Getting your values by the pound
In the grocery store, they got the cheap hamburger, the good hamburger and the ground sirloin.
I come from a ground sirloin family. If we were eating the good hamburger, or (shame of all shame) the cheap hamburger, it meant my father was out of work. By the time I was 11, my father had traded the nightlife thrills and uncertain income of the side street bartender for a suit-and-tie corporate job, and ground sirloin was all we ate.
Still, even on the nickel-and-dime tips of a bartender in a place where whiskey went for a half-buck a shot, my father believed in ground sirloin. Even if you had to buy less of it than you really needed, you bought the best, was my mother and father's theory.
So, while other families on our street of rented wood-frame houses dined on the cheap hamburger, we formed our ground sirloin into patties and ate one each, even though we could have bought the cheap stuff and eaten two burgers each.
The domestic notions of the mid-1960s stuck with me. I didn't want to elect Donald Trump because the man is the cheap hamburger, greasy and sold in a tight plastic tube. Hillary Clinton was at least the good hamburger, and, if she wasn't ground sirloin, she was at least the kind of hamburger that wouldn't, as my Depression-baby mother would say, "give you worms."
I never had worms, so Ma must have been right. But the whole country has 'em now, worms of hatred and fascism, worms of Russian-fueled conspiracy crawling alive on Facebook, and worms coming from the belly of dead Kurdish children left too long in the street.
And I'm shopping, making my way down the meat case of candidates lined up at the debate, walking resolutely past the cheap hamburger, looking closely at the good hamburger, peering around for the ground sirloin.

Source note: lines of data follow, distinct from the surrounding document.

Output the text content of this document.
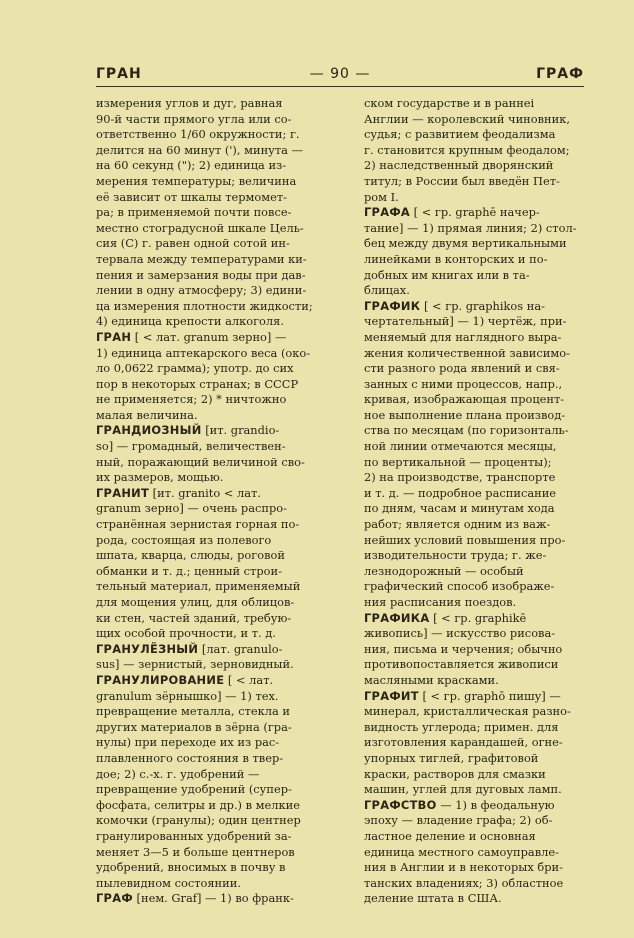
ГРАН	— 90 —	ГРАФ
измерения углов и дуг, равная
90-й части прямого угла или со-
ответственно 1/60 окружности; г.
делится на 60 минут ('), минута —
на 60 секунд ("); 2) единица из-
мерения температуры; величина
её зависит от шкалы термомет-
ра; в применяемой почти повсе-
местно стоградусной шкале Цель-
сия (С) г. равен одной сотой ин-
тервала между температурами ки-
пения и замерзания воды при дав-
лении в одну атмосферу; 3) едини-
ца измерения плотности жидкости;
4) единица крепости алкоголя.
ГРАН [ < лат. granum зерно] —
1) единица аптекарского веса (око-
ло 0,0622 грамма); употр. до сих
пор в некоторых странах; в СССР
не применяется; 2) * ничтожно
малая величина.
ГРАНДИОЗНЫЙ [ит. grandio-
so] — громадный, величествен-
ный, поражающий величиной сво-
их размеров, мощью.
ГРАНИТ [ит. granito < лат.
granum зерно] — очень распро-
странённая зернистая горная по-
рода, состоящая из полевого
шпата, кварца, слюды, роговой
обманки и т. д.; ценный строи-
тельный материал, применяемый
для мощения улиц, для облицов-
ки стен, частей зданий, требую-
щих особой прочности, и т. д.
ГРАНУЛЁЗНЫЙ [лат. granulo-
sus] — зернистый, зерновидный.
ГРАНУЛИРОВАНИЕ [ < лат.
granulum зёрнышко] — 1) тех.
превращение металла, стекла и
других материалов в зёрна (гра-
нулы) при переходе их из рас-
плавленного состояния в твер-
дое; 2) с.-х. г. удобрений —
превращение удобрений (супер-
фосфата, селитры и др.) в мелкие
комочки (гранулы); один центнер
гранулированных удобрений за-
меняет 3—5 и больше центнеров
удобрений, вносимых в почву в
пылевидном состоянии.
ГРАФ [нем. Graf] — 1) во франк-
ском государстве и в раннеі
Англии — королевский чиновник,
судья; с развитием феодализма
г. становится крупным феодалом;
2) наследственный дворянский
титул; в России был введён Пет-
ром I.
ГРАФА [ < гр. graphē начер-
тание] — 1) прямая линия; 2) стол-
бец между двумя вертикальными
линейками в конторских и по-
добных им книгах или в та-
блицах.
ГРАФИК [ < гр. graphikos на-
чертательный] — 1) чертёж, при-
меняемый для наглядного выра-
жения количественной зависимо-
сти разного рода явлений и свя-
занных с ними процессов, напр.,
кривая, изображающая процент-
ное выполнение плана производ-
ства по месяцам (по горизонталь-
ной линии отмечаются месяцы,
по вертикальной — проценты);
2) на производстве, транспорте
и т. д. — подробное расписание
по дням, часам и минутам хода
работ; является одним из важ-
нейших условий повышения про-
изводительности труда; г. же-
лезнодорожный — особый
графический способ изображе-
ния расписания поездов.
ГРАФИКА [ < гр. graphikē
живопись] — искусство рисова-
ния, письма и черчения; обычно
противопоставляется живописи
масляными красками.
ГРАФИТ [ < гр. graphō пишу] —
минерал, кристаллическая разно-
видность углерода; примен. для
изготовления карандашей, огне-
упорных тиглей, графитовой
краски, растворов для смазки
машин, углей для дуговых ламп.
ГРАФСТВО — 1) в феодальную
эпоху — владение графа; 2) об-
ластное деление и основная
единица местного самоуправле-
ния в Англии и в некоторых бри-
танских владениях; 3) областное
деление штата в США.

Sometimes, I take the money out of my pocket to see what I can afford. Can I have free health insurance? Can I afford to cancel student loan debt?
Only a man without pride counts his money inside a store, bar or restaurant.
"You don't count your money at the table in a restaurant," Pop used to say. "People think you don't know if you can pay. Count it out in the street, before you go in the place."